3. Water retention. Dieting (and exercise) is a form of stress on the body. And the longer you diet the more this stress increases. When stress is elevated for a long period of time, the stress hormone (cortisol) increases and as a result, people start retaining water. Try different techniques to reduce your stress levels such as meditation, walking, getting a massage, etc.
4. Health issues. Certain health conditions can affect fat loss, like hypothyroidism, polycystic ovarian syndrome (PCOS), and even Menopause. Medication can also be a factor. Antidepressants and birth control pills, for example, are known to cause weight gain. If you are truly sticking to your diet, training hard, and still not losing fat, it’s always best to consult your doctor to make sure you don’t have any underlying health conditions. With regards to medication and weight gain, try discussing alternative options with your doctor to start!

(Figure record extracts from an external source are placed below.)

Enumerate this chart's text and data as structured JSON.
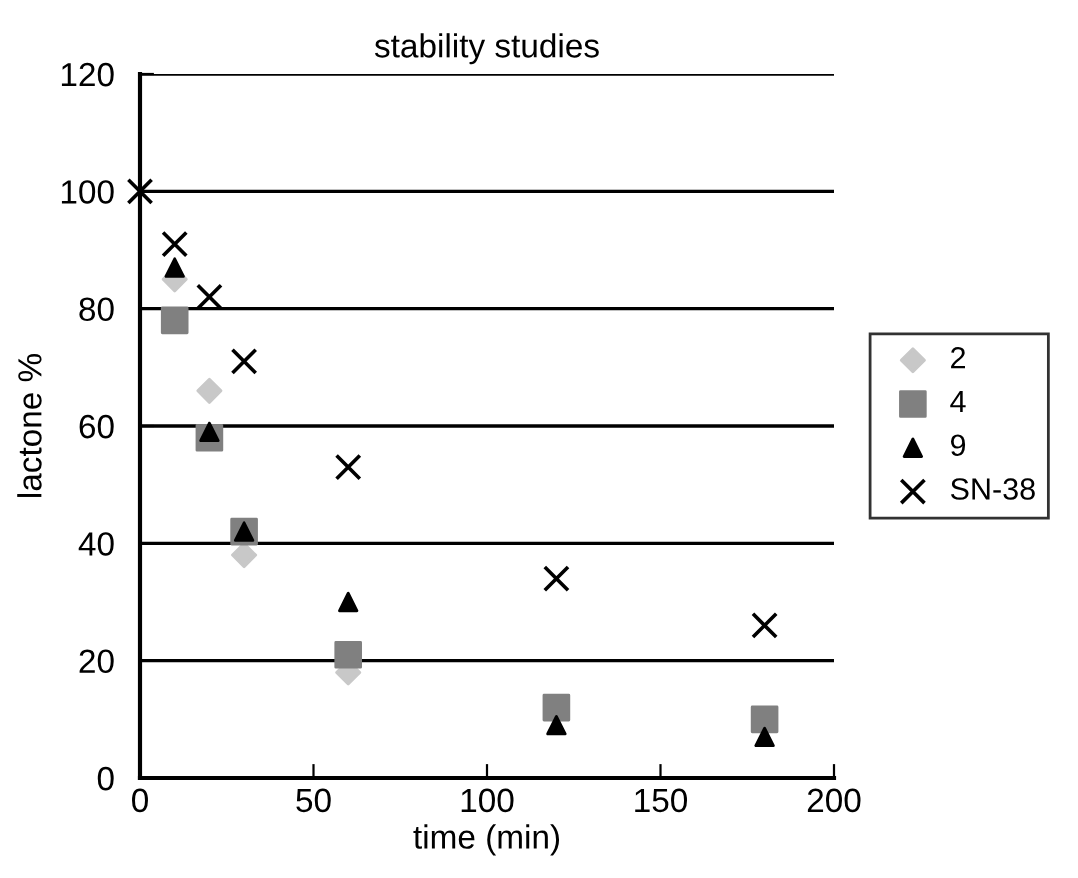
{
  "chart_data": {
    "type": "scatter",
    "title": "stability studies",
    "xlabel": "time (min)",
    "ylabel": "lactone %",
    "x": [
      0,
      10,
      20,
      30,
      60,
      120,
      180
    ],
    "series": [
      {
        "name": "2",
        "color": "#c8c8c8",
        "marker": "diamond",
        "values": [
          null,
          85,
          66,
          38,
          18,
          null,
          null
        ]
      },
      {
        "name": "4",
        "color": "#808080",
        "marker": "square",
        "values": [
          null,
          78,
          58,
          42,
          21,
          12,
          10
        ]
      },
      {
        "name": "9",
        "color": "#000000",
        "marker": "triangle",
        "values": [
          null,
          87,
          59,
          42,
          30,
          9,
          7
        ]
      },
      {
        "name": "SN-38",
        "color": "#000000",
        "marker": "cross",
        "values": [
          100,
          91,
          82,
          71,
          53,
          34,
          26
        ]
      }
    ],
    "xlim": [
      0,
      200
    ],
    "xticks": [
      0,
      50,
      100,
      150,
      200
    ],
    "ylim": [
      0,
      120
    ],
    "yticks": [
      0,
      20,
      40,
      60,
      80,
      100,
      120
    ],
    "grid": "y",
    "legend": "right"
  }
}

5. Your fat loss plan is reckless or illogical. Remember, you don’t want to lose weight, you want to lose fat. Those are two very different things. (Body) weight is everything that makes up your body mass – things like your muscles, body fat, organs, water, bones, etc. Weight loss, itself, is easy: deplete anything you intake and your weight will drop. Fat loss is the process of losing body fat while maintaining your muscle mass and/or even gaining muscle mass. With that in mind, there are a few key requisites to a good fat loss plan:
1. Sufficient protein intake
2. Engage in strength training
3. A reasonable caloric deficit
4. Stop doing endless cardio; you can’t out train your diet
So, stop focusing on weight loss and start focusing on fat loss.

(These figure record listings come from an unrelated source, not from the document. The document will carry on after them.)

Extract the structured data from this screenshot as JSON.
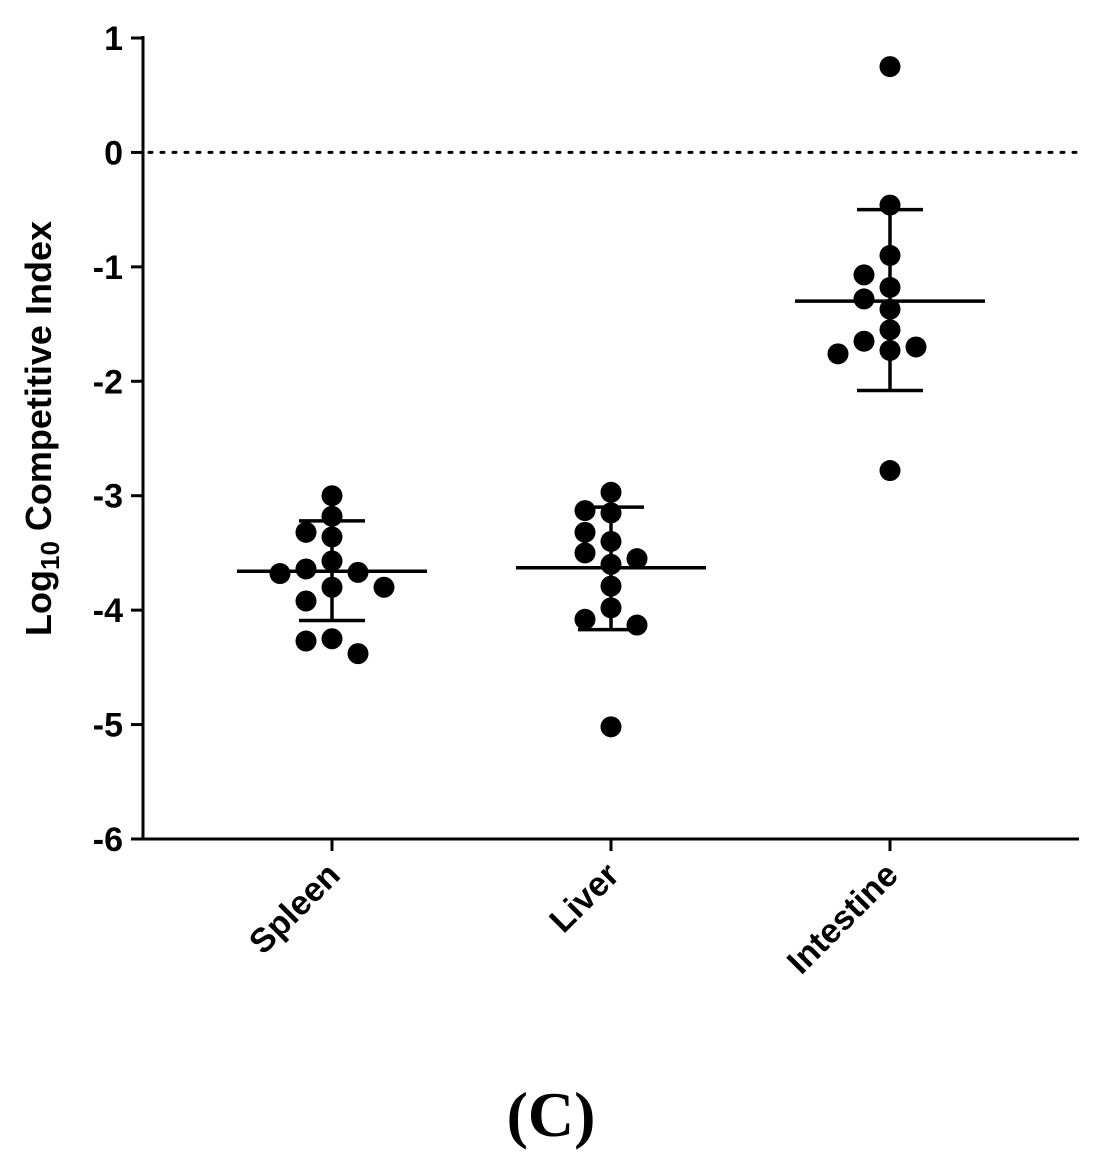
{
  "chart_data": {
    "type": "scatter",
    "title": "",
    "ylabel_prefix": "Log",
    "ylabel_subscript": "10",
    "ylabel_suffix": " Competitive Index",
    "ylim": [
      -6,
      1
    ],
    "yticks": [
      "1",
      "0",
      "-1",
      "-2",
      "-3",
      "-4",
      "-5",
      "-6"
    ],
    "reference_line": {
      "y": 0,
      "style": "dotted"
    },
    "categories": [
      "Spleen",
      "Liver",
      "Intestine"
    ],
    "series": [
      {
        "name": "Spleen",
        "points": [
          -3.0,
          -3.18,
          -3.32,
          -3.36,
          -3.57,
          -3.64,
          -3.67,
          -3.68,
          -3.8,
          -3.8,
          -3.92,
          -4.25,
          -4.27,
          -4.38
        ],
        "mean": -3.66,
        "sd_upper": -3.22,
        "sd_lower": -4.09
      },
      {
        "name": "Liver",
        "points": [
          -2.97,
          -3.13,
          -3.15,
          -3.32,
          -3.4,
          -3.5,
          -3.55,
          -3.6,
          -3.79,
          -3.98,
          -4.08,
          -4.13,
          -5.02
        ],
        "mean": -3.63,
        "sd_upper": -3.1,
        "sd_lower": -4.17
      },
      {
        "name": "Intestine",
        "points": [
          0.75,
          -0.46,
          -0.9,
          -1.07,
          -1.18,
          -1.28,
          -1.37,
          -1.55,
          -1.65,
          -1.7,
          -1.73,
          -1.76,
          -2.78
        ],
        "mean": -1.3,
        "sd_upper": -0.5,
        "sd_lower": -2.08
      }
    ]
  },
  "panel_label": "(C)"
}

6. You’re gaining muscle. If you are truly eating in a deficit, and you are not losing weight and possibly even gaining weight – you are likely gaining muscle pounds. This is great news, and a stern reminder that the scale is only one tool you should be using to track progress. Tracking measurements, using progress photos, and paying attention to strength gains are far better indicators of muscle growth.
7. You don’t need to lose fat. The more muscle you have on your frame, the better you’re going to look when “dieted down”. So, if you’re lacking sufficient muscle mass, you don’t need to lose fat, you need to gain muscle. Yes, that includes you women!